Так было заведено в нашей семье, что Татьяна всегда согласовывала со мной каждый свой шаг, и, насколько я знал, это ее нисколько не обременяло. Во всяком случае, она еще ни разу не выказывала своего неудовольствия по поводу установленного мной порядка. Да и как могло быть иначе, если это золотое правило было выстрадано многими поколениями разведчиков, и такая семейная дисциплина диктовалась не избытком бдительности или деспотизмом, а суровой необходимостью. Каждый выход в город, каждое новое знакомство с иностранцем, каждый разговор немедленно становились предметом самого тщательного анализа, чтобы разобраться, можно ли извлечь из пустяковой на первый взгляд встречи или события какую-нибудь пользу для дела, не кроется ли за ними опасность или о них можно забыть.

Размышляя, разрешить Татьяне с Иришкой поехать в клуб или нет, я вдруг подумал, что из-за вчерашнего события мне не следует менять устоявшийся и ставший поэтому привычным для контрразведки распорядок. Более того, мне следовало дать им понять, что ничего особенного не случилось, никаких неприятностей у меня нет, я в прекрасном настроении и продолжаю вести обычный образ жизни.

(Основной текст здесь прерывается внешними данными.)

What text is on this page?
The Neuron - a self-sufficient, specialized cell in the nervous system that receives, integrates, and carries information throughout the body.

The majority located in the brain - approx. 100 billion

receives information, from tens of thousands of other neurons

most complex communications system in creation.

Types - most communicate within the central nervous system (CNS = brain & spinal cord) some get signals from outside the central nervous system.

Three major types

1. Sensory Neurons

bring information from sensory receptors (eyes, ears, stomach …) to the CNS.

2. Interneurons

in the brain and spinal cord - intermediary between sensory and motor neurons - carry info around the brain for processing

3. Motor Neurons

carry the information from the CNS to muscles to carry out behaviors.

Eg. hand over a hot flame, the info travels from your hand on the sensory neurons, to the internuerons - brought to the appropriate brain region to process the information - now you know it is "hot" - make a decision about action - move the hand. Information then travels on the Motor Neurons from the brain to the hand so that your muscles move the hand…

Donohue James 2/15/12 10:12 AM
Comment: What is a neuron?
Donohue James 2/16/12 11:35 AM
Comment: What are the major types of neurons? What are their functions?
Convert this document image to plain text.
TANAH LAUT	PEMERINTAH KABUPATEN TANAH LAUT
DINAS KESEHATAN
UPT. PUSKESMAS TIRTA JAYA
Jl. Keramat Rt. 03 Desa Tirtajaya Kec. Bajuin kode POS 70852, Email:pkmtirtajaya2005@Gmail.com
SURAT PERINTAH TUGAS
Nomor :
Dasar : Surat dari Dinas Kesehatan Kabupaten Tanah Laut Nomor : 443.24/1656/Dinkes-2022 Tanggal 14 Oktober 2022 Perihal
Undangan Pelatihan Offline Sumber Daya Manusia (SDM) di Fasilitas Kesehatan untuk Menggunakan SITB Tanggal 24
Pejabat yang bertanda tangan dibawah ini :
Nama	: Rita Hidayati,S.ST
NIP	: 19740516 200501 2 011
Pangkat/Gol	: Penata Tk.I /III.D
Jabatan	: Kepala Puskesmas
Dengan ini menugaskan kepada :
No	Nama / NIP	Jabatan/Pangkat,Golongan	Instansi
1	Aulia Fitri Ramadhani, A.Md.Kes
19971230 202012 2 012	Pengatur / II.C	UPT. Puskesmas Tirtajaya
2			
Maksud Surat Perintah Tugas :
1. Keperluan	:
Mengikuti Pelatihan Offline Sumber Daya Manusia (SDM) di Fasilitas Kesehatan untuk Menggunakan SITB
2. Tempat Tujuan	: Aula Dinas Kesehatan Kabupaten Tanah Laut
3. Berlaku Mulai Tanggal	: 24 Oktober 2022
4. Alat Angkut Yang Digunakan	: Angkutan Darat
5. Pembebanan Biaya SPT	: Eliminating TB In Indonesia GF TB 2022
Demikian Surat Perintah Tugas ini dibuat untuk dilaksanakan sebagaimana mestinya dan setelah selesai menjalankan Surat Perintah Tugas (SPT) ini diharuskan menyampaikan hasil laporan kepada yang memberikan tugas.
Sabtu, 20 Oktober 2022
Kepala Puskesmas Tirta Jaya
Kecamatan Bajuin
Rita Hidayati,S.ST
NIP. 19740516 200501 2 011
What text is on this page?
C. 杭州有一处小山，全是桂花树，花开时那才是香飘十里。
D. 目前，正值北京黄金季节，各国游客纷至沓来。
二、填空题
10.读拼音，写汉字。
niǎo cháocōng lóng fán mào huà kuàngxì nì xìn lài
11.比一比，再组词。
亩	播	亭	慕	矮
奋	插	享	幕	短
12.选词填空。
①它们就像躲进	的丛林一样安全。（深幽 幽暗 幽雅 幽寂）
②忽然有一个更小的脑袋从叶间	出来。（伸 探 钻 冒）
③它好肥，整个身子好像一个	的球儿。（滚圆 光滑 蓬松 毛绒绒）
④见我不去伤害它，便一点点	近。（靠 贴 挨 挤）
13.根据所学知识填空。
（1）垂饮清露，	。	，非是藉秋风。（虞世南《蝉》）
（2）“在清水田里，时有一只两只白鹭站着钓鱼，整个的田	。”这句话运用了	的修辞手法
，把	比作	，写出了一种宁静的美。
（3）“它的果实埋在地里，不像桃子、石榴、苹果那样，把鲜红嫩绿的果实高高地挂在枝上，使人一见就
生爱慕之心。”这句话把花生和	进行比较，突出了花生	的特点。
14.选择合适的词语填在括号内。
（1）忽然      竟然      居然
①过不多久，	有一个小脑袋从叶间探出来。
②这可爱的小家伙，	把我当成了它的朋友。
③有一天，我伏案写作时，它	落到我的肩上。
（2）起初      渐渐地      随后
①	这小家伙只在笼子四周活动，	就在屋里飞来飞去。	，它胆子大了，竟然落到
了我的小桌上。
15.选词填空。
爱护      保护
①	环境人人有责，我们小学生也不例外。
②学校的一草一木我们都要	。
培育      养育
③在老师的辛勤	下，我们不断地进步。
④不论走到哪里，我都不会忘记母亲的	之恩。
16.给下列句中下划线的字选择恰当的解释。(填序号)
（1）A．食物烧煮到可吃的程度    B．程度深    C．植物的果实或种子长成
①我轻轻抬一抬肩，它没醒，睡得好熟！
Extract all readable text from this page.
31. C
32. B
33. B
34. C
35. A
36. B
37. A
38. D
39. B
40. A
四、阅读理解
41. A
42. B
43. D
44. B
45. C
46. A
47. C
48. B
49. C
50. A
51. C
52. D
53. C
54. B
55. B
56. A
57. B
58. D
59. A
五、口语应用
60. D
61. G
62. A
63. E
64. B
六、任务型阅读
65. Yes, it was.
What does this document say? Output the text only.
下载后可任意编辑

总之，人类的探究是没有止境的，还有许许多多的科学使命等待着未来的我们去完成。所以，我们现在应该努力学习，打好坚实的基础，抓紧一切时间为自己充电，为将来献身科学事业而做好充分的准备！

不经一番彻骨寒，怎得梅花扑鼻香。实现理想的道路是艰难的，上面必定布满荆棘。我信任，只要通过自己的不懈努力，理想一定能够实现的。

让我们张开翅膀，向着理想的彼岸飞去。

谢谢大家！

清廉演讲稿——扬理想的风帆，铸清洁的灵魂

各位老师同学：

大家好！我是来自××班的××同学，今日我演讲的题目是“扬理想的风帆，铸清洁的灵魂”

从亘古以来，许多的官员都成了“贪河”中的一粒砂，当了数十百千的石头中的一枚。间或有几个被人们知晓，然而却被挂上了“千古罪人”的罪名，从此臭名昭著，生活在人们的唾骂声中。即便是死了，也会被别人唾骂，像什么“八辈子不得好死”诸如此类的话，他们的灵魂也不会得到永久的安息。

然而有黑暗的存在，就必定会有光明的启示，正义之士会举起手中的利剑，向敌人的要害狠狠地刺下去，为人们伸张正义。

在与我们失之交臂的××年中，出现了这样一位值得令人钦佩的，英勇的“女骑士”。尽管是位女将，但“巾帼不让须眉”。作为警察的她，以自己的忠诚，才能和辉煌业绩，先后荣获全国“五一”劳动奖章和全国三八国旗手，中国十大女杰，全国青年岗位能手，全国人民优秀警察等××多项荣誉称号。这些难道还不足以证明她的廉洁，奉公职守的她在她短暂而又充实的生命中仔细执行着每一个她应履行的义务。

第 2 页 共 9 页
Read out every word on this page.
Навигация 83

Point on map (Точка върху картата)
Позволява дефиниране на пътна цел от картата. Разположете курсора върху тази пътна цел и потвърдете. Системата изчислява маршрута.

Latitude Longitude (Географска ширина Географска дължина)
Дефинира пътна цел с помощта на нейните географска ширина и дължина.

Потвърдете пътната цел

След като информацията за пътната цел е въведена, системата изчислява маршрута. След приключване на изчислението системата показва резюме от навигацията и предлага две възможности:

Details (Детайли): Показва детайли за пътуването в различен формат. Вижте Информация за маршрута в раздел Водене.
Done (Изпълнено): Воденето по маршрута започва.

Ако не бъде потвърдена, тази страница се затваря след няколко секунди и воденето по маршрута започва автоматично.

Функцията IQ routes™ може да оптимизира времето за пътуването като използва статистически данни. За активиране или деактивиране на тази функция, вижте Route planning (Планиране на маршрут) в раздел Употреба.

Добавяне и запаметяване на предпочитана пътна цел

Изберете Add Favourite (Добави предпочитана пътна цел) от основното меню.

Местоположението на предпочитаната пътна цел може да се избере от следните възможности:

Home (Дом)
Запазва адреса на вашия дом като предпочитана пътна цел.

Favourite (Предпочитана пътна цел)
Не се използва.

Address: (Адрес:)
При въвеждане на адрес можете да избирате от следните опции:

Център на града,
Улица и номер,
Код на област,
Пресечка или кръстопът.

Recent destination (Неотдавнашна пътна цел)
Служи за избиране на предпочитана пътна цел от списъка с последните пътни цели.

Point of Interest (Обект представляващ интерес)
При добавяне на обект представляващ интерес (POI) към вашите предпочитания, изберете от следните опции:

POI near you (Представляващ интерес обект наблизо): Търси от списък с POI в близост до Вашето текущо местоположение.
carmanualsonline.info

— Не надо никого просить, — сказал я и поставил на стол пустую чашку. — Я постараюсь освободиться и отвезу вас.

— Папуля, ты молоток! — заявила Иришка, и я подумал, что надо будет поговорить с Димой Колчиным, чтобы он в свою очередь поговорил со своим сыном Олегом и разъяснил ему, что сыну журналиста-международника как-то не к лицу оказывать дурное влияние на девочку расположения которой он ищет.

Два года назад, когда Иришка только пошла в школу, а ее юный поклонник учился уже во втором классе, он отличался среди мальчишек тем, что нещадно колошматил всех девчонок подряд.

Дима как-то взялся воспитывать своего сына и устроил ему выволочку за то, что все мамаши жалуются на него, потому что он дергает их дочерей за косички и вообще обижает и бьет, и ему надоело каждый день выслушивать эти жалобы.

Его сын насупился, молча выслушал все упреки и только спросил:

— И тетя Таня тоже на меня жаловалась?

— Нет, — ответил Дима и даже сам удивился, — только она и не жаловалась.

— А ты говоришь — все, — укоризненно сказал Олег. — Вот и не все, потому что Иру я никогда не трогаю.

— Почему же ты для Иры делаешь такое исключение? — поинтересовался заинтригованный Дима.

— Ну что ты, папа, разве можно ее ударить. Она же такая нежная! — ответил Олег и покраснел.

Передавая мне этот разговор, Дима шутя посоветовал:

— Готовь приданое!

И вот сейчас это нежное дитя назвало меня «молотком»!

— Ира! — строго сказала Татьяна.

— Что, мамочка? — кротко спросила Иришка. — Ты разве не рада, что папа сам отвезет нас в клуб?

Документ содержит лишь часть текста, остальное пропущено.